My friends gasp and exclaim at the table.

‘You’re so lucky having Mona to help you!’ Gina says. ‘It all looks so beautiful.’

‘She’s an absolute star,’ I say.

‘Not meaning to be indelicate,’ Sally says, slumping down on the sofa in the bay window, ‘but doesn’t it cost a fortune having a live-in . . . what do we call her? She
isn’t a nanny, and I suppose she does help with your dad, but she isn’t a carer as such.’

‘A live-in help?’ says Gina.

‘A maid?’ offers Bob.

‘We don’t have maids in England these days!’ says Sally.

‘It’s coming back into fashion,’ I say, filling their wine glasses. ‘Those of us with jobs and families are overworked, but there are plenty of people like Mona desperate
for domestic placements. It works all round.’

‘Has she got a PhD?’ asks Sally. ‘Like the Eastern Europeans who come over to do our menial work?’

I wonder if she’s making some kind of point here.

‘In Mona’s case, no, she hasn’t,’ I say. ‘I know a lot of workers over here, doing stuff no one else is prepared to do, are highly educated. But Mona’s not
had that benefit. She’s delighted to have a job at all.’

I’m thinking about the spoons. What would Mona want with soup spoons? Yet they’ve gone! We’ll have to use the stainless-steel ones I don’t like. I think of her stony
expression when I asked her where they were, and wonder suddenly whether they were ever there.

Have I insulted her by suggesting she might have taken them? Her pride is formidable, and I don’t want to cross her. I haven’t used the cutlery since bringing it from Mummy and
Daddy’s house – it’s possible the spoons were already missing.
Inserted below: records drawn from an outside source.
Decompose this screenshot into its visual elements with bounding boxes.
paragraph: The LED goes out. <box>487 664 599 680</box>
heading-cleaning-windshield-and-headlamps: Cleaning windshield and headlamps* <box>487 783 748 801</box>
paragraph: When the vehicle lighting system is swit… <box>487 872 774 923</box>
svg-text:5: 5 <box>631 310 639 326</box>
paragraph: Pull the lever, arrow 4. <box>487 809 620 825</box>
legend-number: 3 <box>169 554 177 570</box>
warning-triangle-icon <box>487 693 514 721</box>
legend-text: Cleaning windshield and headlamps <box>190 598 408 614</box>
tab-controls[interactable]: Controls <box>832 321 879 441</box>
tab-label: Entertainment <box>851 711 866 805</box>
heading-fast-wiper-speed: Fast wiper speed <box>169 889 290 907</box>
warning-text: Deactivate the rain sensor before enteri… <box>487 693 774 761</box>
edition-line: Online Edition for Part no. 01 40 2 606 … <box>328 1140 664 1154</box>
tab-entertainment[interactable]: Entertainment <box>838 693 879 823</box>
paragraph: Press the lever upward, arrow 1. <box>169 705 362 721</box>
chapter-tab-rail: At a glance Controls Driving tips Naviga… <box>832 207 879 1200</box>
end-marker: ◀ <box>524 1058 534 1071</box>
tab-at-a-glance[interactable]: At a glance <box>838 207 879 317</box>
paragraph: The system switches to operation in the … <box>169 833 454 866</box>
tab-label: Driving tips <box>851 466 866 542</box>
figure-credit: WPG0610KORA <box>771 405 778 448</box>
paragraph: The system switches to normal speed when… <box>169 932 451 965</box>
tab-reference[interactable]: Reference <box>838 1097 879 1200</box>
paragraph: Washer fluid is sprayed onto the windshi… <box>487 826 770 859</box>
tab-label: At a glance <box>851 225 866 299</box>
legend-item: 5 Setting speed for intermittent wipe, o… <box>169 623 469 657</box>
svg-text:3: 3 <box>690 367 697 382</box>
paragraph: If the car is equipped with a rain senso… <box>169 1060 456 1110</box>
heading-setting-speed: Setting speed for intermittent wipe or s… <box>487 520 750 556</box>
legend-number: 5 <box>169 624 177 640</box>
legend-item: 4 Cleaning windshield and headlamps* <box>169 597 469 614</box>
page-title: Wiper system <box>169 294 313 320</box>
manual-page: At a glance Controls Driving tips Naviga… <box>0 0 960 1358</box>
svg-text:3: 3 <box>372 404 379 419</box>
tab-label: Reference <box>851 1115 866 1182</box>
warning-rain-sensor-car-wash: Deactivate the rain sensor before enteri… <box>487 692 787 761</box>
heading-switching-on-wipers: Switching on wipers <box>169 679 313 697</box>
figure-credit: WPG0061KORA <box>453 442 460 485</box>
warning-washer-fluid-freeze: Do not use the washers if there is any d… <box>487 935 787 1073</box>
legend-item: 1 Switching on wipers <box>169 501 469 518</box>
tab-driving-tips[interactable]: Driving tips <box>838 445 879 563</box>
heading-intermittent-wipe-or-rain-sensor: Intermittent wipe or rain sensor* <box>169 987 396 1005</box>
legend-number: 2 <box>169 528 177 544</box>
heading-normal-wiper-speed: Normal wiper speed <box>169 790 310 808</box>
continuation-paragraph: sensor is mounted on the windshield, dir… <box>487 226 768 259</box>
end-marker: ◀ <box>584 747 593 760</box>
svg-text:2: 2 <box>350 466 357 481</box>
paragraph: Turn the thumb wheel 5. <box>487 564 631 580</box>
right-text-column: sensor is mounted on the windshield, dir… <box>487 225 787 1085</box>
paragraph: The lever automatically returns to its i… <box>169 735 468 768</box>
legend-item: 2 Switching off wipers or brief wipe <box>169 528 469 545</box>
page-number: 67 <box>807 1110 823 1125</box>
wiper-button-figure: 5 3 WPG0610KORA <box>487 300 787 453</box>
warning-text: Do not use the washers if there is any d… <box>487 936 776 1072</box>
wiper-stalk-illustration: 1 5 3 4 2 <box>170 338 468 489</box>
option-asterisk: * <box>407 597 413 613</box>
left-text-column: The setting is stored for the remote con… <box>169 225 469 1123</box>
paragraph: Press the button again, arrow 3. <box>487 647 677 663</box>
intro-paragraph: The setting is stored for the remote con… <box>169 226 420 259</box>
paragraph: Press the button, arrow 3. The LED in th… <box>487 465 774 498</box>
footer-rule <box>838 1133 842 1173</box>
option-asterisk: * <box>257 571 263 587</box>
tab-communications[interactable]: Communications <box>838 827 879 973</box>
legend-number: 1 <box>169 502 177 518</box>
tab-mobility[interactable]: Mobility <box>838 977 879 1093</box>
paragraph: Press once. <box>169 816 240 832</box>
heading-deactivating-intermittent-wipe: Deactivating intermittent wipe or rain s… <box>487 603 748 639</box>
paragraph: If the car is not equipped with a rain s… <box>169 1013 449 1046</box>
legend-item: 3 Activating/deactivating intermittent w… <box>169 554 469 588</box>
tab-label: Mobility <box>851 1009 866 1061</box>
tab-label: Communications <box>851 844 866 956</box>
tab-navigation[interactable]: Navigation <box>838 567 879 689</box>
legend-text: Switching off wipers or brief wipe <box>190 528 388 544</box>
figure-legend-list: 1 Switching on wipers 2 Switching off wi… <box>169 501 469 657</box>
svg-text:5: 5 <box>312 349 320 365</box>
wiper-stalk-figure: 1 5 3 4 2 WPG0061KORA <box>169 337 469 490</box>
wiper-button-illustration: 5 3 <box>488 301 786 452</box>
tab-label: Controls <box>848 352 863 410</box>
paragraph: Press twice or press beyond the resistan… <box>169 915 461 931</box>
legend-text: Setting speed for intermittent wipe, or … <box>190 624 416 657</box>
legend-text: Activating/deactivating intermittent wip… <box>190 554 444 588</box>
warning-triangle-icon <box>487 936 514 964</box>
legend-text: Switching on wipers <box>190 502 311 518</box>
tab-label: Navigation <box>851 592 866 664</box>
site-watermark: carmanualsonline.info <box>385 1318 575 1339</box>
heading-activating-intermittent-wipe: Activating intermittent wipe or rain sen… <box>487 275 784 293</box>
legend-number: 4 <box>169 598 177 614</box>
There’s also my necklace – which Daddy quite possibly put somewhere ‘safe’ and then forgot
about. I need Mona too much to lose her by making any more accusations that might offend her, yet I can’t let her humiliate me.

When Mona appears with trays of briouates, the little Moroccan pastries I’ve told her to make, everyone gasps and exclaims again.

‘Did you make these?’ Sally asks, and Mona nods. ‘Well, Dora’s very lucky.’

‘Won’t you stay and have a drink with us?’ Bob asks.

I give him a look which he misses.

Mona smiles, and says thank you but no, and backs away. At least she knows the etiquette.